Pagonis shook Joe’s hand warily, a cat greeting a dog. “This is Steven Baer, the assistant district attorney,” she said.

“I think I’ve seen you on television,” I told him. I’d watched him once, standing silently on the court steps as Harry’s gray-haired, ponderous lawyer had talked to reporters after one bail hearing. The attorney was impervious to the sound-bite demands of the evening news, but Baer had stood patiently as he’d rumbled away.

“Thanks for coming,” Baer said, leaning toward me as he spoke and gazing mildly at us. His face was pale and oval, and he was bald on top, with two panels of hair above each ear. “I don’t think we’ve met,” he said to Joe. “You must be from New York.”

He led us down the corridor at a stately pace, like someone who did not like to be rushed. I could sense Joe struggling to hold himself back from his natural urge to push ahead. When we arrived, Baer’s office had a musty smell from his wooden desk, which was piled high with files, and his stuffed bookshelves. He sat behind the desk, and Joe and I arranged ourselves on the creaky chairs around it. Pagonis stood in the corner, behind my field of vision as I looked at Baer, with a notebook poised.

“This isn’t an interview, more like a getting-to-know-you session, but the detective will take notes if that’s okay,” Baer said.

I looked inquiringly at Joe, who was studying the nails on his right hand. “Absolutely fine,” he said, still looking down.

“All right, we’re in the preliminary stages of the case, as Mr. Solomon will have told you, Doctor. It will be several months before we get to court. Mr. Shapiro’s attorney has indicated that he will plead guilty to the killing but offer a defense of mitigation, that Shapiro was emotionally disturbed.”

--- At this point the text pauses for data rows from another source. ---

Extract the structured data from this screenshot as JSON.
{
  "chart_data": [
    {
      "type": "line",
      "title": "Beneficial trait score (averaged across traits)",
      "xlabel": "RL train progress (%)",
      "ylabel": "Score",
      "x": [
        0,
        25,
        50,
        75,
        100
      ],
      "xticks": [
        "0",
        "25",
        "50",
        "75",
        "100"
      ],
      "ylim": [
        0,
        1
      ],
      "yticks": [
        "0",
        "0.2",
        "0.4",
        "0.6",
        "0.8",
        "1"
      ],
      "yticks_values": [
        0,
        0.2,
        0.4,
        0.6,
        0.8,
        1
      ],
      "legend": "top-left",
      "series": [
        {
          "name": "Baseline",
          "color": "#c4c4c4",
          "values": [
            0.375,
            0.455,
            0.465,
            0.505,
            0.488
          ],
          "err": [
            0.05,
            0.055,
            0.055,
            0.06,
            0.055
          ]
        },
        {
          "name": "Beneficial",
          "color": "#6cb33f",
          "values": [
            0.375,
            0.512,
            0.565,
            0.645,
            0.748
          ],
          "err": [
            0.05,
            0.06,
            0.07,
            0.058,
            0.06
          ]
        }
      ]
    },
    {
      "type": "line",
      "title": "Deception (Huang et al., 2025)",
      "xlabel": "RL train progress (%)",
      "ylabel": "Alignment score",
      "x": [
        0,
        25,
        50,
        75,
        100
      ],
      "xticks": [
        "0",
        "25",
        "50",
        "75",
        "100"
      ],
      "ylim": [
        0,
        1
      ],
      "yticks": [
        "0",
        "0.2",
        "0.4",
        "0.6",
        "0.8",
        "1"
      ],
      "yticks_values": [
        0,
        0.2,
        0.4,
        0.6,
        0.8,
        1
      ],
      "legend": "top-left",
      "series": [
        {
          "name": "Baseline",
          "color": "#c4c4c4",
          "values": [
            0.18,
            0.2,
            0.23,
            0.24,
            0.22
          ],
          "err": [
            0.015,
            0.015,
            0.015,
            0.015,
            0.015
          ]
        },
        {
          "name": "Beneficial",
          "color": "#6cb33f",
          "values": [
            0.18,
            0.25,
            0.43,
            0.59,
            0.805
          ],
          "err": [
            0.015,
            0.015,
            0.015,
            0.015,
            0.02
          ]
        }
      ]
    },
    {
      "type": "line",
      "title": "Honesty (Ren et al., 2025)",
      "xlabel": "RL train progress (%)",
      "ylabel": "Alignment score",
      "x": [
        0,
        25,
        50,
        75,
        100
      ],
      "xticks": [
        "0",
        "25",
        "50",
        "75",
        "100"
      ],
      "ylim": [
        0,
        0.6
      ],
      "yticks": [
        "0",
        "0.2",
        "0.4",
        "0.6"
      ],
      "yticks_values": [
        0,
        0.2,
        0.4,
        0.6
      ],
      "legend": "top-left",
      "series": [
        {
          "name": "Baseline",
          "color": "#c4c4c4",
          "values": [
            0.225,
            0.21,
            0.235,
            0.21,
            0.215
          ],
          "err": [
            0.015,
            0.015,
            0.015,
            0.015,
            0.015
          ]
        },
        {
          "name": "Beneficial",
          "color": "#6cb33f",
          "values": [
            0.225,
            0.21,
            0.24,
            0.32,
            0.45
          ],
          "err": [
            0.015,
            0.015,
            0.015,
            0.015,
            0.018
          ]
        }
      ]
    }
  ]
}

“I’m familiar with it,” I said.

“Very good. So you’ll know this involves evidence as to the defendant’s state of mind at the time of the killing. We take a look at the medical records, and we appoint a forensic psychiatrist to examine Mr. Shapiro. We’d usually expect you to be called by the defense since you treated him.”

“Often doesn’t happen,” Joe interjected.

“Well, there are exceptions. Anyway, it’s not happening in this case. In fact, seems the defense are hiring a forensic psychiatrist to examine Shapiro rather than you. That makes me wonder what it is they don’t want you to say on the stand. I guess the most likely is that you think Mr. Shapiro knew what he was doing, isn’t it?”

Baer’s expression was mild and inquisitive, and the way he phrased it made it sound as if he were interested in untangling a mystery, but he had homed in on the awkward truth without pause—he moved faster verbally than in the flesh.

“I believe I can save some time here by making clear Dr. Cowper’s position,” Joe interjected. “He feels bound by doctor-patient privilege and does not want to disclose details of his treatment of Mr. Shapiro.”